La atleta suiza Audrey Werro ha encendido el debate en el atletismo al afirmar que el récord mundial femenino de 800 metros, establecido por Jarmila Kratochvílová en 1:53.28, podría ser superado. Su reciente victoria en París con 1:53.80 la coloca a solo medio segundo de la marca histórica. Para el ciudadano común, este hito no altera su rutina diaria, pero demuestra que la superación personal sigue vigente en el deporte de alto rendimiento.
El análisis biomecánico detrás de la marca de 1:53.80 🏃♀️
El tiempo de Werro en París no es casualidad. Estudios de su zancada muestran una eficiencia de 1.85 metros por paso, con una frecuencia cardíaca sostenida de 185 ppm. La tecnología de sensores en sus zapatillas registró una distribución de presión plantar que optimiza la propulsión en las rectas. Frente a rivales como Keely Hodgkinson, que posee un VO2 máx de 72 ml/kg/min, la clave está en la gestión del lactato en la segunda vuelta. El récord requiere mantener un ritmo de 56.5 segundos en el primer 400m y aguantar sin perder más de 1.2 segundos en el cierre.

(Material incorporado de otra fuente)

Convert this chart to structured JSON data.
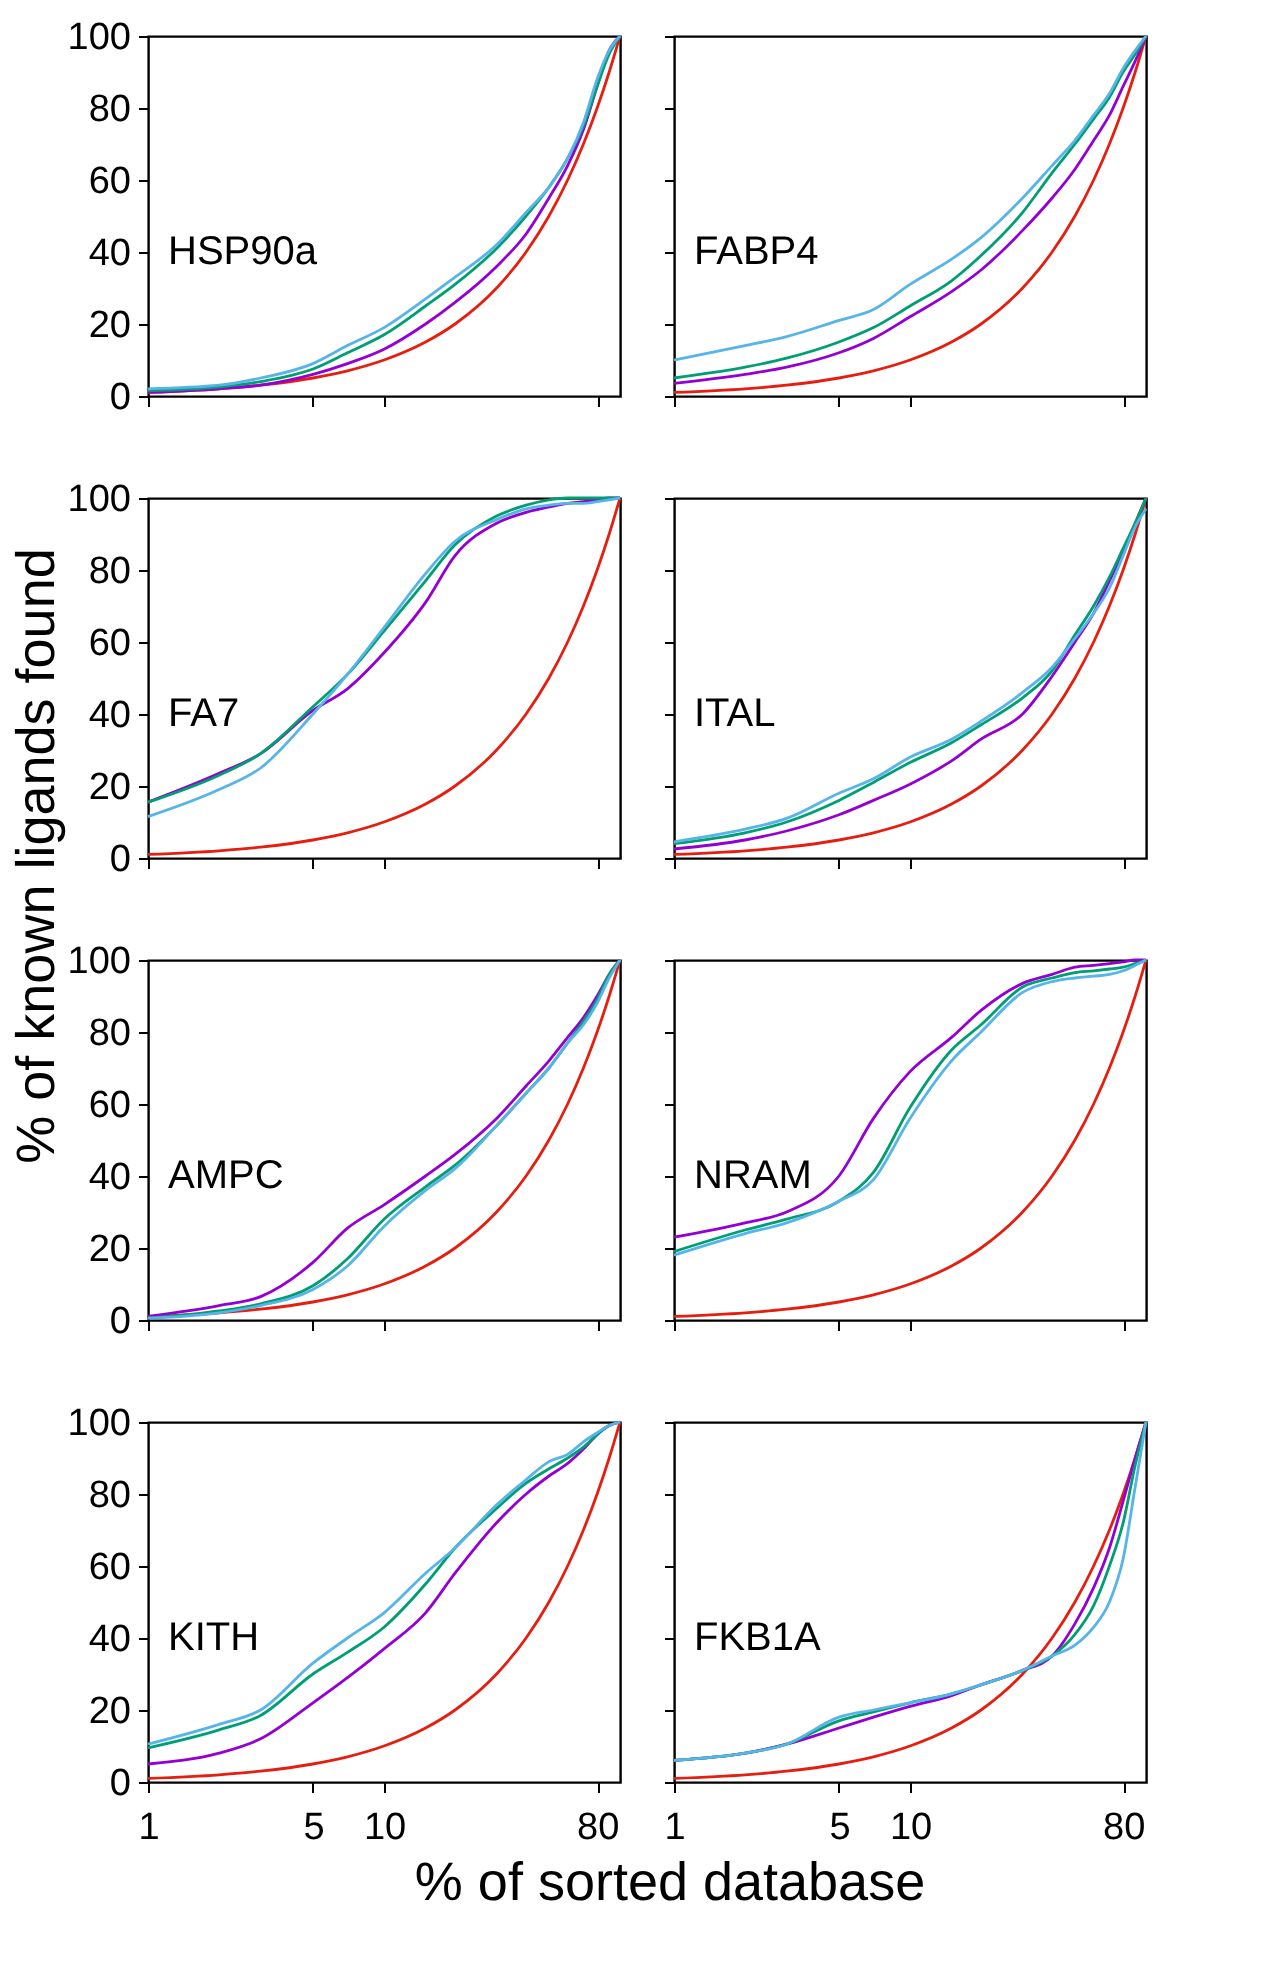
{
  "chart_data": [
    {
      "type": "line",
      "annotations": [
        "HSP90a"
      ],
      "ylabel": "% of known ligands found",
      "log": "x",
      "x": [
        1,
        2,
        3,
        5,
        7,
        10,
        15,
        20,
        30,
        40,
        50,
        60,
        70,
        80,
        90,
        100
      ],
      "xlim": [
        1,
        100
      ],
      "xticks": [
        1,
        5,
        10,
        80
      ],
      "ylim": [
        0,
        100
      ],
      "yticks": [
        0,
        20,
        40,
        60,
        80,
        100
      ],
      "tick_labels": "y",
      "grid": false,
      "series": [
        {
          "color": "#e51e10",
          "values": [
            1,
            2,
            3,
            5,
            7,
            10,
            15,
            20,
            30,
            40,
            50,
            60,
            70,
            80,
            90,
            100
          ]
        },
        {
          "color": "#9400d3",
          "values": [
            1,
            2,
            3,
            6,
            9,
            13,
            20,
            26,
            36,
            45,
            55,
            64,
            74,
            86,
            96,
            100
          ]
        },
        {
          "color": "#009e73",
          "values": [
            1.5,
            2.5,
            4,
            7.5,
            12,
            17,
            25,
            31,
            41,
            50,
            58,
            66,
            75,
            86,
            95,
            100
          ]
        },
        {
          "color": "#56b4e9",
          "values": [
            2,
            3,
            5,
            9,
            14,
            19,
            27,
            33,
            42,
            51,
            58,
            66,
            76,
            88,
            96,
            100
          ]
        }
      ]
    },
    {
      "type": "line",
      "annotations": [
        "FABP4"
      ],
      "log": "x",
      "x": [
        1,
        2,
        3,
        5,
        7,
        10,
        15,
        20,
        30,
        40,
        50,
        60,
        70,
        80,
        90,
        100
      ],
      "xlim": [
        1,
        100
      ],
      "xticks": [
        1,
        5,
        10,
        80
      ],
      "ylim": [
        0,
        100
      ],
      "yticks": [
        0,
        20,
        40,
        60,
        80,
        100
      ],
      "tick_labels": false,
      "grid": false,
      "series": [
        {
          "color": "#e51e10",
          "values": [
            1,
            2,
            3,
            5,
            7,
            10,
            15,
            20,
            30,
            40,
            50,
            60,
            70,
            80,
            90,
            100
          ]
        },
        {
          "color": "#9400d3",
          "values": [
            3.5,
            6,
            8,
            12,
            16,
            22,
            29,
            35,
            46,
            55,
            63,
            71,
            78,
            86,
            93,
            100
          ]
        },
        {
          "color": "#009e73",
          "values": [
            5,
            8,
            10.5,
            15,
            19,
            25,
            32,
            39,
            51,
            62,
            70,
            77,
            83,
            90,
            95,
            100
          ]
        },
        {
          "color": "#56b4e9",
          "values": [
            10,
            14,
            16.5,
            21,
            24,
            31,
            38,
            44,
            55,
            64,
            71,
            78,
            84,
            91,
            96,
            100
          ]
        }
      ]
    },
    {
      "type": "line",
      "annotations": [
        "FA7"
      ],
      "log": "x",
      "x": [
        1,
        2,
        3,
        5,
        7,
        10,
        15,
        20,
        30,
        40,
        50,
        60,
        70,
        80,
        90,
        100
      ],
      "xlim": [
        1,
        100
      ],
      "xticks": [
        1,
        5,
        10,
        80
      ],
      "ylim": [
        0,
        100
      ],
      "yticks": [
        0,
        20,
        40,
        60,
        80,
        100
      ],
      "tick_labels": "y",
      "grid": false,
      "series": [
        {
          "color": "#e51e10",
          "values": [
            1,
            2,
            3,
            5,
            7,
            10,
            15,
            20,
            30,
            40,
            50,
            60,
            70,
            80,
            90,
            100
          ]
        },
        {
          "color": "#9400d3",
          "values": [
            15.5,
            23.5,
            29,
            41,
            47,
            57,
            71,
            84,
            93,
            96,
            97.5,
            98.5,
            99,
            99.5,
            100,
            100
          ]
        },
        {
          "color": "#009e73",
          "values": [
            15.5,
            23,
            29,
            42,
            51,
            63,
            77,
            87,
            95,
            98,
            99.5,
            100,
            100,
            100,
            100,
            100
          ]
        },
        {
          "color": "#56b4e9",
          "values": [
            11.5,
            19,
            25,
            40,
            51,
            64,
            79,
            88,
            94,
            97,
            98,
            98.5,
            98.5,
            99,
            99.5,
            100
          ]
        }
      ]
    },
    {
      "type": "line",
      "annotations": [
        "ITAL"
      ],
      "log": "x",
      "x": [
        1,
        2,
        3,
        5,
        7,
        10,
        15,
        20,
        30,
        40,
        50,
        60,
        70,
        80,
        90,
        100
      ],
      "xlim": [
        1,
        100
      ],
      "xticks": [
        1,
        5,
        10,
        80
      ],
      "ylim": [
        0,
        100
      ],
      "yticks": [
        0,
        20,
        40,
        60,
        80,
        100
      ],
      "tick_labels": false,
      "grid": false,
      "series": [
        {
          "color": "#e51e10",
          "values": [
            1,
            2,
            3,
            5,
            7,
            10,
            15,
            20,
            30,
            40,
            50,
            60,
            70,
            80,
            90,
            100
          ]
        },
        {
          "color": "#9400d3",
          "values": [
            2.5,
            5,
            7.5,
            12,
            16,
            20.5,
            27,
            33,
            40,
            50.5,
            60,
            68,
            77,
            85,
            93,
            100
          ]
        },
        {
          "color": "#009e73",
          "values": [
            4,
            7,
            10,
            16,
            21,
            26.5,
            32,
            37,
            44.5,
            52,
            62,
            70,
            78,
            86,
            93,
            100
          ]
        },
        {
          "color": "#56b4e9",
          "values": [
            4.5,
            8,
            11,
            18,
            22,
            28,
            33,
            38,
            46,
            53,
            61,
            68,
            75,
            84,
            92,
            97
          ]
        }
      ]
    },
    {
      "type": "line",
      "annotations": [
        "AMPC"
      ],
      "log": "x",
      "x": [
        1,
        2,
        3,
        5,
        7,
        10,
        15,
        20,
        30,
        40,
        50,
        60,
        70,
        80,
        90,
        100
      ],
      "xlim": [
        1,
        100
      ],
      "xticks": [
        1,
        5,
        10,
        80
      ],
      "ylim": [
        0,
        100
      ],
      "yticks": [
        0,
        20,
        40,
        60,
        80,
        100
      ],
      "tick_labels": "y",
      "grid": false,
      "series": [
        {
          "color": "#e51e10",
          "values": [
            1,
            2,
            3,
            5,
            7,
            10,
            15,
            20,
            30,
            40,
            50,
            60,
            70,
            80,
            90,
            100
          ]
        },
        {
          "color": "#9400d3",
          "values": [
            1,
            4,
            6.5,
            16,
            25.5,
            32,
            40,
            46,
            56,
            65,
            72,
            78.5,
            84,
            90,
            96,
            100
          ]
        },
        {
          "color": "#009e73",
          "values": [
            0.5,
            2.5,
            4.5,
            9.5,
            17,
            28,
            37,
            43,
            54,
            63,
            70,
            77,
            83,
            89,
            96,
            100
          ]
        },
        {
          "color": "#56b4e9",
          "values": [
            0.5,
            2,
            4,
            8.5,
            15,
            26,
            36,
            42,
            54,
            63,
            70,
            77,
            82,
            88,
            95,
            100
          ]
        }
      ]
    },
    {
      "type": "line",
      "annotations": [
        "NRAM"
      ],
      "log": "x",
      "x": [
        1,
        2,
        3,
        5,
        7,
        10,
        15,
        20,
        30,
        40,
        50,
        60,
        70,
        80,
        90,
        100
      ],
      "xlim": [
        1,
        100
      ],
      "xticks": [
        1,
        5,
        10,
        80
      ],
      "ylim": [
        0,
        100
      ],
      "yticks": [
        0,
        20,
        40,
        60,
        80,
        100
      ],
      "tick_labels": false,
      "grid": false,
      "series": [
        {
          "color": "#e51e10",
          "values": [
            1,
            2,
            3,
            5,
            7,
            10,
            15,
            20,
            30,
            40,
            50,
            60,
            70,
            80,
            90,
            100
          ]
        },
        {
          "color": "#9400d3",
          "values": [
            23,
            27,
            30,
            40,
            56,
            69,
            78.5,
            86,
            93.5,
            96,
            98,
            98.5,
            99,
            99.5,
            100,
            100
          ]
        },
        {
          "color": "#009e73",
          "values": [
            19,
            25,
            28,
            33,
            41,
            59,
            75,
            82,
            92.5,
            95,
            96.5,
            97,
            97.5,
            98,
            99,
            100
          ]
        },
        {
          "color": "#56b4e9",
          "values": [
            18,
            24,
            27,
            33,
            39,
            56,
            72,
            80,
            91,
            94,
            95,
            95.5,
            96,
            97,
            98.5,
            100
          ]
        }
      ]
    },
    {
      "type": "line",
      "annotations": [
        "KITH"
      ],
      "xlabel": "% of sorted database",
      "log": "x",
      "x": [
        1,
        2,
        3,
        5,
        7,
        10,
        15,
        20,
        30,
        40,
        50,
        60,
        70,
        80,
        90,
        100
      ],
      "xlim": [
        1,
        100
      ],
      "xticks": [
        1,
        5,
        10,
        80
      ],
      "ylim": [
        0,
        100
      ],
      "yticks": [
        0,
        20,
        40,
        60,
        80,
        100
      ],
      "grid": false,
      "series": [
        {
          "color": "#e51e10",
          "values": [
            1,
            2,
            3,
            5,
            7,
            10,
            15,
            20,
            30,
            40,
            50,
            60,
            70,
            80,
            90,
            100
          ]
        },
        {
          "color": "#9400d3",
          "values": [
            5,
            8,
            12,
            22,
            29,
            37,
            47,
            58,
            72,
            80,
            85,
            88.5,
            92.5,
            96.5,
            99,
            100
          ]
        },
        {
          "color": "#009e73",
          "values": [
            9.5,
            14.5,
            18.5,
            30,
            36,
            43,
            55,
            65,
            76,
            83,
            87,
            90,
            93,
            96.5,
            99,
            100
          ]
        },
        {
          "color": "#56b4e9",
          "values": [
            10.5,
            16,
            20,
            33,
            40,
            47,
            58,
            65,
            77,
            84,
            89,
            91,
            94.5,
            97,
            99,
            100
          ]
        }
      ]
    },
    {
      "type": "line",
      "annotations": [
        "FKB1A"
      ],
      "log": "x",
      "x": [
        1,
        2,
        3,
        5,
        7,
        10,
        15,
        20,
        30,
        40,
        50,
        60,
        70,
        80,
        90,
        100
      ],
      "xlim": [
        1,
        100
      ],
      "xticks": [
        1,
        5,
        10,
        80
      ],
      "ylim": [
        0,
        100
      ],
      "yticks": [
        0,
        20,
        40,
        60,
        80,
        100
      ],
      "tick_labels": "x",
      "grid": false,
      "series": [
        {
          "color": "#e51e10",
          "values": [
            1,
            2,
            3,
            5,
            7,
            10,
            15,
            20,
            30,
            40,
            50,
            60,
            70,
            80,
            90,
            100
          ]
        },
        {
          "color": "#9400d3",
          "values": [
            6,
            8,
            10.5,
            15,
            18,
            21,
            24,
            27,
            31,
            35,
            44,
            54,
            65,
            78,
            90,
            100
          ]
        },
        {
          "color": "#009e73",
          "values": [
            6,
            8,
            10.5,
            17,
            19.5,
            22,
            24.5,
            27,
            31,
            35,
            41,
            49,
            60,
            72,
            88,
            100
          ]
        },
        {
          "color": "#56b4e9",
          "values": [
            6,
            8,
            10.5,
            18,
            20,
            22,
            24.5,
            27,
            31,
            35,
            38,
            43,
            50,
            62,
            82,
            100
          ]
        }
      ]
    }
  ]
}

El récord de 1983: más viejo que las zapatillas de tu abuelo 👟
Que un récord de 1983 siga en pie es sospechoso. En esa época, las atletas corrían con zapatillas que parecían chanclas y sin GPS. Ahora, con tejidos que repelen el viento y cronómetros que miden milésimas, la marca de Kratochvílová resiste como un mueble de roble. Si Werro quiere superarla, más vale que Hodgkinson no se ponga a hacer yoga en la curva final. Porque si no, el récord se jubilará antes que medio país.